Degorce Sébastien L, Barlaam Bernard, Cadogan Elaine, Dishington Allan, Ducray Richard, Glossop Steven C, Hassall Lorraine A, Lach Franck, Lau Alan, McGuire Thomas M, Nowak Thorsten, Ouvry Gilles, Pike Kurt G, Thomason Andrew G
Oncology Innovative Medicines Unit, AstraZeneca , Mereside, Alderley Park, Macclesfield, Cheshire SK10 4TG, United Kingdom.
Oncology Innovative Medicines Unit, AstraZeneca, Centre de Recherches , Z.I. la Pompelle, BP 1050, 51689 Reims Cedex 2, France.
J Med Chem. 2016 Jul 14;59(13):6281-92. doi: 10.1021/acs.jmedchem.6b00519. Epub 2016 Jun 16.
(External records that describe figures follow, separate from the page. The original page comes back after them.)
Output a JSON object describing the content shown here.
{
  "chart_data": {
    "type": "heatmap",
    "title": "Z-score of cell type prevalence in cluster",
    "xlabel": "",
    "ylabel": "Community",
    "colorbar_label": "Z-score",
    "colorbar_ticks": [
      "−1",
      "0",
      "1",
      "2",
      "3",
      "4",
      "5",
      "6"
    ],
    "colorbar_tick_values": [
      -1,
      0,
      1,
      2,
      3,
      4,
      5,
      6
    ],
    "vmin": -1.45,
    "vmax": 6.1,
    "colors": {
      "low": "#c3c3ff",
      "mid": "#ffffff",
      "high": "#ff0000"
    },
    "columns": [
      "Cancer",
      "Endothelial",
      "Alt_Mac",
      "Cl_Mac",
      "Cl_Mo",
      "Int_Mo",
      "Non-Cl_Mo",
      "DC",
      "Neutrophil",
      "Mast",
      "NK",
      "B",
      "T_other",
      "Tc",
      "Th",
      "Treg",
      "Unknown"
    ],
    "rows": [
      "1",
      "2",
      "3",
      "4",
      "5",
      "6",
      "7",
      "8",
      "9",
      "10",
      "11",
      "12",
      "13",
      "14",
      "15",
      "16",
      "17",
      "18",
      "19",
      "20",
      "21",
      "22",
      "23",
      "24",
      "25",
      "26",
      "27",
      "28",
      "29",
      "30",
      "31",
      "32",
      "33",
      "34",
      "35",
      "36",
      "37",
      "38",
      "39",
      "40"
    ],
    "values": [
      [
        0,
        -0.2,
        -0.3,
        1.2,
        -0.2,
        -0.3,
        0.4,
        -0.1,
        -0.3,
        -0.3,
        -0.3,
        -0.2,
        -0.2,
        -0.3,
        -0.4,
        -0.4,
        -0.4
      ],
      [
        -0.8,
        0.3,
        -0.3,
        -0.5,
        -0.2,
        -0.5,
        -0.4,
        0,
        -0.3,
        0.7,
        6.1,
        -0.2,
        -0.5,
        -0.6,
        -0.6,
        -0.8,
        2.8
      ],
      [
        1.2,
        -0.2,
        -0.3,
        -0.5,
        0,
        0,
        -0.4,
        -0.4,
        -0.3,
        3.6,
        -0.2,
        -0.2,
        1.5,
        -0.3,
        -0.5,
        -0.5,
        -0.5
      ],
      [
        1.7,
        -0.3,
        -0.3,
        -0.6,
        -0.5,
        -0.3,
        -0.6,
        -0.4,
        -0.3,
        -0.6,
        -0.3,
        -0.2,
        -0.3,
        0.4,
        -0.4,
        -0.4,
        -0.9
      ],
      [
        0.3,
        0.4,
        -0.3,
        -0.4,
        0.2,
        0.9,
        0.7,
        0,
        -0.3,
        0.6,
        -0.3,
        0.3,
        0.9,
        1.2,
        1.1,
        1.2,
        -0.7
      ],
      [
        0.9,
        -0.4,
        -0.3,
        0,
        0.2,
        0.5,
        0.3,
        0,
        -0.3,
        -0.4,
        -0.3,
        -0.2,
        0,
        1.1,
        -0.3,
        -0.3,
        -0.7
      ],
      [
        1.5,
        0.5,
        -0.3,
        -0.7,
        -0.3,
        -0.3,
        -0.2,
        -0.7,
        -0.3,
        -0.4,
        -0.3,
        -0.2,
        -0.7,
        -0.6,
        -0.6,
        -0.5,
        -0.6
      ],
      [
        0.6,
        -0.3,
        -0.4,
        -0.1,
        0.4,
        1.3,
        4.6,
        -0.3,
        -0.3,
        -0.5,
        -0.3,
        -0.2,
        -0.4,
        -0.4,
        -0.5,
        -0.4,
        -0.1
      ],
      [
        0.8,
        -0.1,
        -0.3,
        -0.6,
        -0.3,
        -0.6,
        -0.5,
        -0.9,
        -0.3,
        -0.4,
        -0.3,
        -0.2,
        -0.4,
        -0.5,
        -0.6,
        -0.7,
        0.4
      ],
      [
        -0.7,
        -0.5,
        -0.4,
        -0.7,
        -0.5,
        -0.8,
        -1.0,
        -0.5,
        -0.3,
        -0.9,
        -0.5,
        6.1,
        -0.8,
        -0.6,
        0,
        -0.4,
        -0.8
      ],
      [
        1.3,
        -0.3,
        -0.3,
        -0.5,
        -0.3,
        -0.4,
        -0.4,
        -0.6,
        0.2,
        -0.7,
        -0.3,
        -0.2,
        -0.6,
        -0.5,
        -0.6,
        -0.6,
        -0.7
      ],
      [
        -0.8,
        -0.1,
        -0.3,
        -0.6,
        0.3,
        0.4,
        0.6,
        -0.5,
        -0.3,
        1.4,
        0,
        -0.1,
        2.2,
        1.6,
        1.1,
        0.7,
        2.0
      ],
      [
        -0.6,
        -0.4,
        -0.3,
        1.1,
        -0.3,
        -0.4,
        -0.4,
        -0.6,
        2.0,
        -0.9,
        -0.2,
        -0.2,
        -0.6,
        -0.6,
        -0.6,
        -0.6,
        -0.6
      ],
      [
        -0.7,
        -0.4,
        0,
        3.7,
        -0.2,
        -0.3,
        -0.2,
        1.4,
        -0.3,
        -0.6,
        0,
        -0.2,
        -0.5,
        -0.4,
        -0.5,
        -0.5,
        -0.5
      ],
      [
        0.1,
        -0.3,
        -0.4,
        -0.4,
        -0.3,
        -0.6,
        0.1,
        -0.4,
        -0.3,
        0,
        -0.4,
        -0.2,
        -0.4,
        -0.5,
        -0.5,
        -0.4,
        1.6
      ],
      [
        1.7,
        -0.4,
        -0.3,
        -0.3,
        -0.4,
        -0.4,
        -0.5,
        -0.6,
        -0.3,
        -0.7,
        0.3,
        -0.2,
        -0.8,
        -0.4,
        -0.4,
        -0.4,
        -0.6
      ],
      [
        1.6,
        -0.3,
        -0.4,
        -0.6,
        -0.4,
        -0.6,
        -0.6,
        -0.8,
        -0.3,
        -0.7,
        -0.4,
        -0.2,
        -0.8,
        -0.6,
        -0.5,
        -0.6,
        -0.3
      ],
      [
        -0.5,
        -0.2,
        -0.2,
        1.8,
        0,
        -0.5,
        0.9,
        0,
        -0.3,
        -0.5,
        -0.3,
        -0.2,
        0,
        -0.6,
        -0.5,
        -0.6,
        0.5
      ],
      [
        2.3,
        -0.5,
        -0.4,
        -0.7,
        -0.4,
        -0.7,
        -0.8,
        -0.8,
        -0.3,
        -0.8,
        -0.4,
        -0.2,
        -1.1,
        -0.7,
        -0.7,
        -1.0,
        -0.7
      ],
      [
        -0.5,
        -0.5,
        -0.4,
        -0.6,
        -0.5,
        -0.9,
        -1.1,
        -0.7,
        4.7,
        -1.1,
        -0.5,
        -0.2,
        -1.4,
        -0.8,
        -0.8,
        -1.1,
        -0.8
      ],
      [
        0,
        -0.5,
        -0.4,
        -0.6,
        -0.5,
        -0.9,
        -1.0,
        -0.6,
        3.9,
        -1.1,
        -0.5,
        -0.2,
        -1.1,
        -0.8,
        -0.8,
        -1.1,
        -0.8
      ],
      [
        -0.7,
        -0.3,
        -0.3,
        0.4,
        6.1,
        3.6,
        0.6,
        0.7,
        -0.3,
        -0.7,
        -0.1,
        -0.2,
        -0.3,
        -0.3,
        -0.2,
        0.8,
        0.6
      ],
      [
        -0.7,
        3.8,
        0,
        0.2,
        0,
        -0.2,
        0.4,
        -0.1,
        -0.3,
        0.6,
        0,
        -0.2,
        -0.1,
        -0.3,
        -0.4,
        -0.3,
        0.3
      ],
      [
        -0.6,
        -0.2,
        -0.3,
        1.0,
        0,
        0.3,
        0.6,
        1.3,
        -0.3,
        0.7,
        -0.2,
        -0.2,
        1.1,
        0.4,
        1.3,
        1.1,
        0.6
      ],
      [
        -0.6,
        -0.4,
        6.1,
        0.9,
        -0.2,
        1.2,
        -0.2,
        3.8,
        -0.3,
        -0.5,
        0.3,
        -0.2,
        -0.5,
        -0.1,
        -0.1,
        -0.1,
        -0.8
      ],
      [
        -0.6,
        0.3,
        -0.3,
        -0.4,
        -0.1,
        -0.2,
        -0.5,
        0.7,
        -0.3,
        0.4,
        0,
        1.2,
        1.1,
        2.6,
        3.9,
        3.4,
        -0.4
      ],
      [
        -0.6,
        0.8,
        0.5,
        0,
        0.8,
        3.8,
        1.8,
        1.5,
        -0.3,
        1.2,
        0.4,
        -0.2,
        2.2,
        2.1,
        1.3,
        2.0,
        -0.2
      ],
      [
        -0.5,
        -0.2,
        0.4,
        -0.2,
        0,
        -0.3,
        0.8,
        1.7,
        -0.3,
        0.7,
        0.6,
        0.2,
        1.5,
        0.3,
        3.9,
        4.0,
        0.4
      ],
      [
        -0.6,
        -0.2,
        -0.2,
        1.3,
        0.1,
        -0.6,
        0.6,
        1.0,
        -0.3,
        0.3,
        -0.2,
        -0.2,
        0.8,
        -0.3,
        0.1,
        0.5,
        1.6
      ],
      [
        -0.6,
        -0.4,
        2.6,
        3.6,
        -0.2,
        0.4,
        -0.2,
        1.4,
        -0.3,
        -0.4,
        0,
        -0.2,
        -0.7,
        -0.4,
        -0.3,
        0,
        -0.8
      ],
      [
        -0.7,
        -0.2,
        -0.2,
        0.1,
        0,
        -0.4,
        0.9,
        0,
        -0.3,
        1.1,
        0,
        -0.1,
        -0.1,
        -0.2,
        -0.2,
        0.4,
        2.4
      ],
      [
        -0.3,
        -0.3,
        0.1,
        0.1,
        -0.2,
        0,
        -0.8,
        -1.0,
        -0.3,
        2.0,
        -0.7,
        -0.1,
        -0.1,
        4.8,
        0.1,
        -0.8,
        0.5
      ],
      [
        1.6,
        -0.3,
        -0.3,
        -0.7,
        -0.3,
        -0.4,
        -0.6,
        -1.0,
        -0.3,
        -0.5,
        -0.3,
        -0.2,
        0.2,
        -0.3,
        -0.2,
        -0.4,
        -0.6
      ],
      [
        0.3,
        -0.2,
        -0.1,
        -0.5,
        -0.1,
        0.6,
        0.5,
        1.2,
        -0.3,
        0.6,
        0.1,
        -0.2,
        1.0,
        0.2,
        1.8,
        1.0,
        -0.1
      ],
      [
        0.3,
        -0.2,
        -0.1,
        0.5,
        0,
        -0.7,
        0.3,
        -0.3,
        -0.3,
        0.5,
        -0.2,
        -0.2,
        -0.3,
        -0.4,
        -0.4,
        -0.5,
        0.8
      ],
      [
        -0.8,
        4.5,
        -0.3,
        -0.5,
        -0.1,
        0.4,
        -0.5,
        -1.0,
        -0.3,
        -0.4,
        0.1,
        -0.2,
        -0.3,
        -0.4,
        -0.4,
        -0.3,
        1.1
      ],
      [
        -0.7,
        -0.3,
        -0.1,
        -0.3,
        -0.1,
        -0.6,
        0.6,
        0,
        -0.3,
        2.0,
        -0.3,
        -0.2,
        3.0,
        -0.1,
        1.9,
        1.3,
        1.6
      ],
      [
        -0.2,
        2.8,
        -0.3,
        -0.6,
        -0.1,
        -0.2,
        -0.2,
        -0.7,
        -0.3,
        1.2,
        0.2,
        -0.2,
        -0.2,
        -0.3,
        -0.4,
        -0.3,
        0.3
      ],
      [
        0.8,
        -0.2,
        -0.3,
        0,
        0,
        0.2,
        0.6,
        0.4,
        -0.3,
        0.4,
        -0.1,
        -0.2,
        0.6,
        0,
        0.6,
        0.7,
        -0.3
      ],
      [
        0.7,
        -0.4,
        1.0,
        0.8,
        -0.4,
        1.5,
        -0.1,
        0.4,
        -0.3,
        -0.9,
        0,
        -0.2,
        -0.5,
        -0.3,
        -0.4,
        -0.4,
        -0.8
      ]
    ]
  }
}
A novel series of 3-quinoline carboxamides has been discovered and optimized as selective inhibitors of the ataxia telangiectasia mutated (ATM) kinase. From a modestly potent HTS hit (4), we identified molecules such as 6-[6-(methoxymethyl)-3-pyridinyl]-4-{[(1R)-1-(tetrahydro-2H-pyran-4-yl)ethyl]amino}-3-quinolinecarboxamide (72) and 7-fluoro-6-[6-(methoxymethyl)pyridin-3-yl]-4-{[(1S)-1-(1-methyl-1H-pyrazol-3-yl)ethyl]amino}quinoline-3-carboxamide (74) as potent and highly selective ATM inhibitors with overall ADME properties suitable for oral administration. 72 and 74 constitute excellent oral tools to probe ATM inhibition in vivo. Efficacy in combination with the DSB-inducing agent irinotecan was observed in a disease relevant model.
已发现并优化了一系列新型的3-喹啉甲酰胺,作为共济失调毛细血管扩张突变(ATM)激酶的选择性抑制剂。从一个活性一般的高通量筛选命中化合物(4)开始,我们鉴定出了如6-[6-(甲氧基甲基)-3-吡啶基]-4-{[(1R)-1-(四氢-2H-吡喃-4-基)乙基]氨基}-3-喹啉甲酰胺(72)和7-氟-6-[6-(甲氧基甲基)吡啶-3-基]-4-{[(1S)-1-(1-甲基-1H-吡唑-3-基)乙基]氨基}喹啉-3-甲酰胺(74)等分子,它们是强效且高度选择性的ATM抑制剂,具有适合口服给药的整体药代动力学性质。72和74是用于在体内探究ATM抑制作用的优秀口服工具。在一个疾病相关模型中观察到了与DNA双链断裂诱导剂伊立替康联合使用时的疗效。